Cela fait quelques mois que je découvre avec mon fils les aventures de Chi, ce chaton on ne peut plus kawaii. À la parution de « Kuro, un cœur de chat » (chez Kana, クロ號 en japonais), je me suis dit, prête à passer mon chemin : « Tiens, encore une histoire de chaton perdu ». Heureusement le dessin, très « encre de chine », a retenu mon attention.
J’aime la façon dont Sugisaku peint ces petites bêtes et leurs émois, d’un trait simple et fluide qui rend bien le dynamisme d’un coup de patte furieux ou joueur. Les humains sont traités dans un style plus caricatural, à commencer par l’auteur et son frère aîné, le propriétaire de Kuro et de sa soeur Chinko, que ces derniers ont baptisé Hige (en raison de ses quelques poils au menton).
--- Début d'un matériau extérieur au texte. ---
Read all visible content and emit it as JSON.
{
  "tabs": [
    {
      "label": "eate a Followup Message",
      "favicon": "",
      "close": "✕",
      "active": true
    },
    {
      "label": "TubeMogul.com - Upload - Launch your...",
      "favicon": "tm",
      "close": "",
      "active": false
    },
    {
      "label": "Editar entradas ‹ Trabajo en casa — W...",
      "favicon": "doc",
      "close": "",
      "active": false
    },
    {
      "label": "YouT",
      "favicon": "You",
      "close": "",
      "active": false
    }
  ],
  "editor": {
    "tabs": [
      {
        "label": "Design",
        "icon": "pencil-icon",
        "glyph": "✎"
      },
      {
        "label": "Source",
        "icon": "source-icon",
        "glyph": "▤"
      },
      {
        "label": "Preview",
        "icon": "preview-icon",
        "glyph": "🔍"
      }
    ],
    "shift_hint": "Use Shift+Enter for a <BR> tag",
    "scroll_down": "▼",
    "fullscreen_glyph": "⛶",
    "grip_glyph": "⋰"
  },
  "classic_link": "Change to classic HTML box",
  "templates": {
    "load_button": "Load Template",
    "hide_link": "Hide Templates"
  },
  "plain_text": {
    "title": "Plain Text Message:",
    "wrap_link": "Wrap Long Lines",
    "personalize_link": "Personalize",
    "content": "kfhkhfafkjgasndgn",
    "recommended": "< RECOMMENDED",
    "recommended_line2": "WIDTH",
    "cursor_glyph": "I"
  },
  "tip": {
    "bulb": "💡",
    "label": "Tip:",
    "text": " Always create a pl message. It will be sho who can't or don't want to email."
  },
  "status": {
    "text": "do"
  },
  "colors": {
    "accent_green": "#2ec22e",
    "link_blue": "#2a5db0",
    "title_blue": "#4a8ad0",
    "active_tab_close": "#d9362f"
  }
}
Ce dessin peu léché reflète assez bien la place que les hommes tiennent dans la vie de ces chats : fondamentale à certains moments, marginale la plupart du temps.
Comme dans Chi, le point de vue narratif est celui d’un chaton perdu. Mais les similitudes s’arrêtent là. Sugisaku met en valeur le caractère sauvage que conserve un chat, même domestique, pour peu qu’on lui laisse un minimum de liberté : chasse, relation dominant-dominé, puberté, sexualité, marquage du territoire, le petit Kuro a beaucoup à apprendre, et la vie de chat n’est pas toute simple, ni franchement tendre. D’autant qu’à ces difficultés s’ajoute la cruauté des hommes : chatons séparés de leur mère et abandonnés, qui meurent parfois de froid et de faim, chats écrasés par les voitures, chats castrés, privés de leur vraie vie de chat : la main qui nourrit est souvent celle qui mutile, et la main-mise de l’homme sur la vie de ces animaux pousse à s’interroger sur les droits que nous nous octroyons, sans bien y réfléchir.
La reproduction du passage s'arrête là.